Debate Magazine

Land Banking Logic

Posted on the 10 June 2021 by Markwadsworth @Mark_Wadsworth

Further to my post of two days ago...
Let's assume in their neo-lib fantasy world, we abandon planning restrictions and everything in a radius or two or three miles around each town is zoned for residential development.
For simplicity, let's assume that all land in this zone is owned by one feudal landowner, who hitherto has just been selling off the odd acre here and there to developers to expand the town. Which is exactly what Prince Charles and his ancestors have been doing for centuries. His ancestors were doing this long before they invented planning laws, and if he really wanted planning permission, does anybody think he wouldn't get it?
Why does he drip feed it? To maximise the total value that he and his heirs can wring out of it. He might sell off the most valuable fraction of a percent each year (the parts immediately adjacent to the towns) but his remaining land, in particular the bit that is now adjacent to the expanded towns, goes up in value by a larger percentage.
Does the fact that he could theoretically sell all his land to developers or anybody else tomorrow mean that he will do so, and that tens of thousands of homes would be built? No, why would he? Developers have a steep input cost curve, if they try and increase output, their input costs rise dramatically, which reduces their gross profit, which reduces the amount they are prepared to pay for land. And they don't want to depress selling prices short-term by flooding the market. So they are only prepared to pay full price for small amounts of land each year.
Does it make much difference, if any, if the land surrounding the town is divided into smaller and larger farms, each with a different owner? No, why would it?
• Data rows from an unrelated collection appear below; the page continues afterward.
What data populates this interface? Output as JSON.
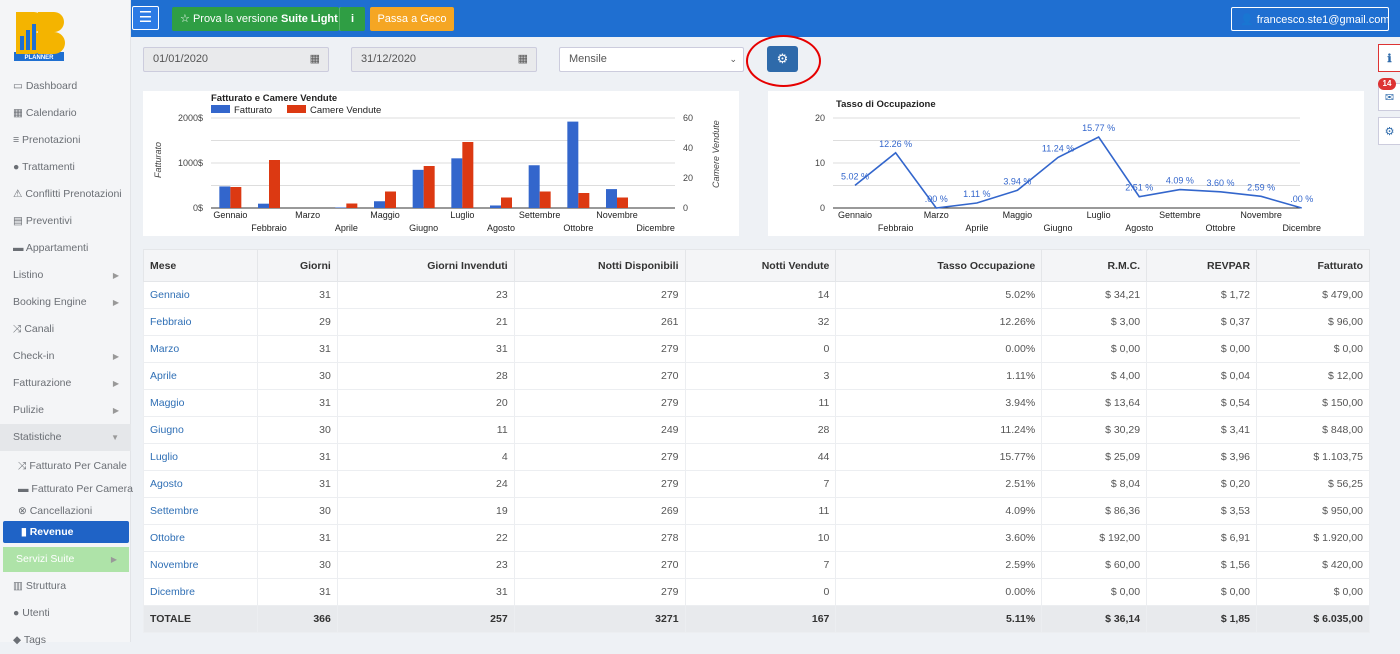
{
  "brand": {
    "logo_text": "PLANNER"
  },
  "sidebar": {
    "items": [
      {
        "icon": "monitor-icon",
        "label": "Dashboard"
      },
      {
        "icon": "calendar-icon",
        "label": "Calendario"
      },
      {
        "icon": "list-icon",
        "label": "Prenotazioni"
      },
      {
        "icon": "apple-icon",
        "label": "Trattamenti"
      },
      {
        "icon": "warning-icon",
        "label": "Conflitti Prenotazioni"
      },
      {
        "icon": "document-icon",
        "label": "Preventivi"
      },
      {
        "icon": "bed-icon",
        "label": "Appartamenti"
      },
      {
        "icon": "",
        "label": "Listino"
      },
      {
        "icon": "",
        "label": "Booking Engine"
      },
      {
        "icon": "shuffle-icon",
        "label": "Canali"
      },
      {
        "icon": "",
        "label": "Check-in"
      },
      {
        "icon": "",
        "label": "Fatturazione"
      },
      {
        "icon": "",
        "label": "Pulizie"
      },
      {
        "icon": "",
        "label": "Statistiche"
      }
    ],
    "sub": [
      {
        "icon": "shuffle-icon",
        "label": "Fatturato Per Canale"
      },
      {
        "icon": "bed-icon",
        "label": "Fatturato Per Camera"
      },
      {
        "icon": "cancel-icon",
        "label": "Cancellazioni"
      },
      {
        "icon": "bar-chart-icon",
        "label": "Revenue"
      }
    ],
    "bottom": [
      {
        "icon": "",
        "label": "Servizi Suite"
      },
      {
        "icon": "building-icon",
        "label": "Struttura"
      },
      {
        "icon": "user-icon",
        "label": "Utenti"
      },
      {
        "icon": "tags-icon",
        "label": "Tags"
      }
    ]
  },
  "topbar": {
    "trial_prefix": "Prova la versione ",
    "trial_bold": "Suite Light",
    "info": "i",
    "geco": "Passa a Geco",
    "user": "francesco.ste1@gmail.com"
  },
  "filters": {
    "start": "01/01/2020",
    "end": "31/12/2020",
    "period": "Mensile"
  },
  "right_badge": "14",
  "chart_data": [
    {
      "type": "bar",
      "title": "Fatturato e Camere Vendute",
      "ylabel": "Fatturato",
      "y2label": "Camere Vendute",
      "categories": [
        "Gennaio",
        "Febbraio",
        "Marzo",
        "Aprile",
        "Maggio",
        "Giugno",
        "Luglio",
        "Agosto",
        "Settembre",
        "Ottobre",
        "Novembre",
        "Dicembre"
      ],
      "series": [
        {
          "name": "Fatturato",
          "color": "#3366cc",
          "axis": "left",
          "values": [
            479,
            96,
            0,
            12,
            150,
            848,
            1103.75,
            56.25,
            950,
            1920,
            420,
            0
          ]
        },
        {
          "name": "Camere Vendute",
          "color": "#dc3912",
          "axis": "right",
          "values": [
            14,
            32,
            0,
            3,
            11,
            28,
            44,
            7,
            11,
            10,
            7,
            0
          ]
        }
      ],
      "yticks": [
        "0$",
        "1000$",
        "2000$"
      ],
      "y2ticks": [
        "0",
        "20",
        "40",
        "60"
      ],
      "ylim": [
        0,
        2000
      ],
      "y2lim": [
        0,
        60
      ]
    },
    {
      "type": "line",
      "title": "Tasso di Occupazione",
      "categories": [
        "Gennaio",
        "Febbraio",
        "Marzo",
        "Aprile",
        "Maggio",
        "Giugno",
        "Luglio",
        "Agosto",
        "Settembre",
        "Ottobre",
        "Novembre",
        "Dicembre"
      ],
      "values": [
        5.02,
        12.26,
        0,
        1.11,
        3.94,
        11.24,
        15.77,
        2.51,
        4.09,
        3.6,
        2.59,
        0
      ],
      "labels": [
        "5.02 %",
        "12.26 %",
        ".00 %",
        "1.11 %",
        "3.94 %",
        "11.24 %",
        "15.77 %",
        "2.51 %",
        "4.09 %",
        "3.60 %",
        "2.59 %",
        ".00 %"
      ],
      "yticks": [
        "0",
        "10",
        "20"
      ],
      "ylim": [
        0,
        20
      ],
      "color": "#3366cc"
    }
  ],
  "table": {
    "headers": [
      "Mese",
      "Giorni",
      "Giorni Invenduti",
      "Notti Disponibili",
      "Notti Vendute",
      "Tasso Occupazione",
      "R.M.C.",
      "REVPAR",
      "Fatturato"
    ],
    "rows": [
      [
        "Gennaio",
        "31",
        "23",
        "279",
        "14",
        "5.02%",
        "$ 34,21",
        "$ 1,72",
        "$ 479,00"
      ],
      [
        "Febbraio",
        "29",
        "21",
        "261",
        "32",
        "12.26%",
        "$ 3,00",
        "$ 0,37",
        "$ 96,00"
      ],
      [
        "Marzo",
        "31",
        "31",
        "279",
        "0",
        "0.00%",
        "$ 0,00",
        "$ 0,00",
        "$ 0,00"
      ],
      [
        "Aprile",
        "30",
        "28",
        "270",
        "3",
        "1.11%",
        "$ 4,00",
        "$ 0,04",
        "$ 12,00"
      ],
      [
        "Maggio",
        "31",
        "20",
        "279",
        "11",
        "3.94%",
        "$ 13,64",
        "$ 0,54",
        "$ 150,00"
      ],
      [
        "Giugno",
        "30",
        "11",
        "249",
        "28",
        "11.24%",
        "$ 30,29",
        "$ 3,41",
        "$ 848,00"
      ],
      [
        "Luglio",
        "31",
        "4",
        "279",
        "44",
        "15.77%",
        "$ 25,09",
        "$ 3,96",
        "$ 1.103,75"
      ],
      [
        "Agosto",
        "31",
        "24",
        "279",
        "7",
        "2.51%",
        "$ 8,04",
        "$ 0,20",
        "$ 56,25"
      ],
      [
        "Settembre",
        "30",
        "19",
        "269",
        "11",
        "4.09%",
        "$ 86,36",
        "$ 3,53",
        "$ 950,00"
      ],
      [
        "Ottobre",
        "31",
        "22",
        "278",
        "10",
        "3.60%",
        "$ 192,00",
        "$ 6,91",
        "$ 1.920,00"
      ],
      [
        "Novembre",
        "30",
        "23",
        "270",
        "7",
        "2.59%",
        "$ 60,00",
        "$ 1,56",
        "$ 420,00"
      ],
      [
        "Dicembre",
        "31",
        "31",
        "279",
        "0",
        "0.00%",
        "$ 0,00",
        "$ 0,00",
        "$ 0,00"
      ]
    ],
    "total": [
      "TOTALE",
      "366",
      "257",
      "3271",
      "167",
      "5.11%",
      "$ 36,14",
      "$ 1,85",
      "$ 6.035,00"
    ]
  }
}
Collectively, their wealth-maximising strategy is to do the same as the monopolist, i.e. drip feed it, starting with the most valuable bits.
Let's look at three farmers who are thinking of offering some land to developers.
1. Farmer A owns land adjacent to the developed area, the developer can build ten homes per acre, input costs £100,000, selling price £250,000, developer expects £50,000 profit per home, so he is prepared to pay max. £100,000 per home for the land = £1 million per acre. Farmer A can hang on as long as he likes, it will only go up in value relatively gradually as it can't get any closer to the developed area.
2. Farmer B owns land a mile out of town, same maths as above, but it will cost the developer an extra £40,000 per home to build/widen the narrow track out of town (or pay the council to do so under a s106 agreement) and connect it up to the normal utilities a mile away (water, sewage, utilities, internet etc), which will involve also sorts of hassle, costs, ransom and wayleave payments. The developer is only prepared to pay £600,000 per acre for this land.
3. Farmer C owns land two miles out of town, it will cost £80,000 per home to hook it up to the town two miles away, developer is prepared to pay only £200,000 per acre.
Which Farmer is most likely to sell and/or which land is a developer most likely to buy?
1. Farmer A has an offer of £1 million on the table and that land has reached its maximum value, it will only go up slowly in future.
2. Farmer B has an offer of £600,000, but if the town expands a mile towards him over the next decade it will be worth £1 million. So if he hangs on for a decade, his compound growth is 5% per annum. Maybe he wants to sell anyway, but whoever buys (another farmer, a developer, a speculator) will probably decide to hang on and bank the 5% compound.
3. Farmer C has an offer of £200,000. If he is lucky and the town expands towards him, in thirty years it might be worth £1 million. So if he hangs on for thirty years, his compound growth is also 5%. Maybe he wants to sell anyway, makes no difference, same as 2.
So Farmer A is most likely to sell, and whoever buys it might as well get those new houses up and get his money back ASAP, there is no advantage to hanging on. This also happens to be the most efficient strategy in economic and environmental terms as well (lowest costs, least additional car use, least land being covered with roads etc).
While the developer is busy building and selling these homes, no developer is going to be particularly interested in buying land from Farmer 2 or Farmer 3 - they'd risk having to sell for lower prices and will face higher input costs (on top of the high connection costs).